Outre la construction et la gestion de l’infrastructure de l’hydrogène, HTEC continue d’assurer la maintenance et l’assistance technique. «Une grande partie de mon équipe d’ingénieurs a contribué à ce projet, et nous continuons à envoyer des techniciens à la raffinerie pour aider à la maintenance préventive et à l’exploitation du système», a affirmé M. Ouellette.
Collecte de données pour orienter les prochaines décisions
Maintenant que l’infrastructure de l’hydrogène est en place et que les défis techniques ont été relevés, l’un des nouveaux objectifs du projet AZETEC est la collecte de données et l’évaluation des performances.
Mahdi Shahbakhti, professeur d’ingénierie mécanique à l’université de l’Alberta, a expliqué que les camions seront équipés de divers capteurs pour mesurer la consommation d’énergie, les conditions météorologiques et les performances sous différentes capacités de charge.
Les performances du camion à l’hydrogène seront comparées à celles d’un camion diesel dans différents scénarios, tels que la montée de collines, la conduite sous forte charge et l’utilisation dans les conditions hivernales extrêmes de l’Alberta.
«Grâce à tous les essais que nous prévoyons, nous pourrons nous faire une idée précise des performances de ces camions.»

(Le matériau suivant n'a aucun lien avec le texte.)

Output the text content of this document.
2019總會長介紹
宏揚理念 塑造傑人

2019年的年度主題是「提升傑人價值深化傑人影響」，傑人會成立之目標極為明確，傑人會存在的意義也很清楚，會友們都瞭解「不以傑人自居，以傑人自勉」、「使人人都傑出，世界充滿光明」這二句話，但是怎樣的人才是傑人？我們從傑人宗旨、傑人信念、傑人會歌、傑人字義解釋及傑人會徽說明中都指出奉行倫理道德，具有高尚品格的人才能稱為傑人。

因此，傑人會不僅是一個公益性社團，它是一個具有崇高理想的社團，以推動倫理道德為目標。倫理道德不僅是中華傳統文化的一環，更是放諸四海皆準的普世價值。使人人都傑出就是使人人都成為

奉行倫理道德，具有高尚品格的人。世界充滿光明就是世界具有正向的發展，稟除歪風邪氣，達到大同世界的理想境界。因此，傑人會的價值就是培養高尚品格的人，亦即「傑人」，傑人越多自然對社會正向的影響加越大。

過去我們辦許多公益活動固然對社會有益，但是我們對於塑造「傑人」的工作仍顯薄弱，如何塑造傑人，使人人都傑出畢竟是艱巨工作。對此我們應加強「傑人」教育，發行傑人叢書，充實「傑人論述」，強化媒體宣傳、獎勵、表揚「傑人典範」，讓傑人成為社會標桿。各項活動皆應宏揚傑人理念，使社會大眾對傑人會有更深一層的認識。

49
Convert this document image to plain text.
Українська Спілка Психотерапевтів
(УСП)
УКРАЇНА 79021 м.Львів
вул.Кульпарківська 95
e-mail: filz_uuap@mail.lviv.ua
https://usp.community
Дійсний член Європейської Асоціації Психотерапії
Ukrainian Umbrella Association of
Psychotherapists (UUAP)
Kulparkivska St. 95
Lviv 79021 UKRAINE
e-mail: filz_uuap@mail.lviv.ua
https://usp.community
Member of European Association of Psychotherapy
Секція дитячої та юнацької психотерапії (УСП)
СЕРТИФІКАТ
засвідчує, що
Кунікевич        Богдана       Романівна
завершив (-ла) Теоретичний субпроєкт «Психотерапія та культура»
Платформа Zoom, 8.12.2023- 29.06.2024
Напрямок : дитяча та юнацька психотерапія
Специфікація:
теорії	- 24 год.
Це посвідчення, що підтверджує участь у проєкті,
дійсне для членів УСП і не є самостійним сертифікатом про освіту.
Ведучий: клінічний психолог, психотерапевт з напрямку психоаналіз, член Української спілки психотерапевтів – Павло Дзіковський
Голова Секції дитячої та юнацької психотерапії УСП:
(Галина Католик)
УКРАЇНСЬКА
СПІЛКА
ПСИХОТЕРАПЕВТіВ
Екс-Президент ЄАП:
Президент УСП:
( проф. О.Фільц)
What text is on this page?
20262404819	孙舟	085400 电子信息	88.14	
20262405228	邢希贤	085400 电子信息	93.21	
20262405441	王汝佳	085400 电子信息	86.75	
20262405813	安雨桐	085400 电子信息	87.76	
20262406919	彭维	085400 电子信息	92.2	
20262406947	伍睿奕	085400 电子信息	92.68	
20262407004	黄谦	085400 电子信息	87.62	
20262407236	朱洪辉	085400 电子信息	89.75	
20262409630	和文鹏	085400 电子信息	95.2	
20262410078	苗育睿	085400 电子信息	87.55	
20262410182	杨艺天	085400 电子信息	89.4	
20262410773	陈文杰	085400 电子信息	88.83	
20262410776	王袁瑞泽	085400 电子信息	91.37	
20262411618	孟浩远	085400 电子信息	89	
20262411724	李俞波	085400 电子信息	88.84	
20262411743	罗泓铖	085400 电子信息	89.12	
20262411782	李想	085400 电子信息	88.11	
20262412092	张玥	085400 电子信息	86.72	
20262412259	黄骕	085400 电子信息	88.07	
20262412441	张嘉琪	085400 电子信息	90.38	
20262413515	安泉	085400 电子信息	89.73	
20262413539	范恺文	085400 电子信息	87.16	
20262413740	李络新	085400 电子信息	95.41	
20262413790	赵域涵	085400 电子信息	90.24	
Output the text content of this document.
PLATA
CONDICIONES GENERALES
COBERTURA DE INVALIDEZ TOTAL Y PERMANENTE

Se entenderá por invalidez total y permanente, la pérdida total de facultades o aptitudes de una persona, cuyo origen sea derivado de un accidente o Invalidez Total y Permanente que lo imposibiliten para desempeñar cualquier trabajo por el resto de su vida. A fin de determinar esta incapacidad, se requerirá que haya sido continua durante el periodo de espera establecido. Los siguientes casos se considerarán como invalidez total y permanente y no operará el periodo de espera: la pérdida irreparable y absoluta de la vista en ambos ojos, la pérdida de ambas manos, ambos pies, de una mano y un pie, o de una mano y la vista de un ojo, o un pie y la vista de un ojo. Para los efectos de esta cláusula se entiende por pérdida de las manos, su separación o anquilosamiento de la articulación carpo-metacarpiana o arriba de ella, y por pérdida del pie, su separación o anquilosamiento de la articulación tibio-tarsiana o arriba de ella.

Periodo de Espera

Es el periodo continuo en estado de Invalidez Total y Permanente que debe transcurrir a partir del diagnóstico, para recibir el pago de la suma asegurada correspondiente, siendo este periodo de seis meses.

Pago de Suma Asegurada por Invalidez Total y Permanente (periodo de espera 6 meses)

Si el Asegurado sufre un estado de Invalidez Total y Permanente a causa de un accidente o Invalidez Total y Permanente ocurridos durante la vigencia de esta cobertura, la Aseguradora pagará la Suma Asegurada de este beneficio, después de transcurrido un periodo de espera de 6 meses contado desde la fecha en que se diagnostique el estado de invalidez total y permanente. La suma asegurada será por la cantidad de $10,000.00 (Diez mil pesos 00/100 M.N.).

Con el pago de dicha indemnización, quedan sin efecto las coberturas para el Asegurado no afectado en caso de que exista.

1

Jeff Grant, vice-président de HTEC chargé des solutions de transport, a ajouté que la prochaine étape consistera à passer à une échelle supérieure. «Nous devons passer à l’échelle qui permettra de réduire les coûts», a-t-il déclaré, suggérant que l’Alberta aura besoin d’un solide réseau de stations de ravitaillement en hydrogène et de davantage d’installations de production d’hydrogène à faible intensité de carbone pour faire des camions à hydrogène une option réalisable pour les flottes de toute la province.
M. Grant a également souligné l’importance de créer des incitations financières pour rendre les camions à hydrogène compétitifs par rapport à leurs homologues diesel.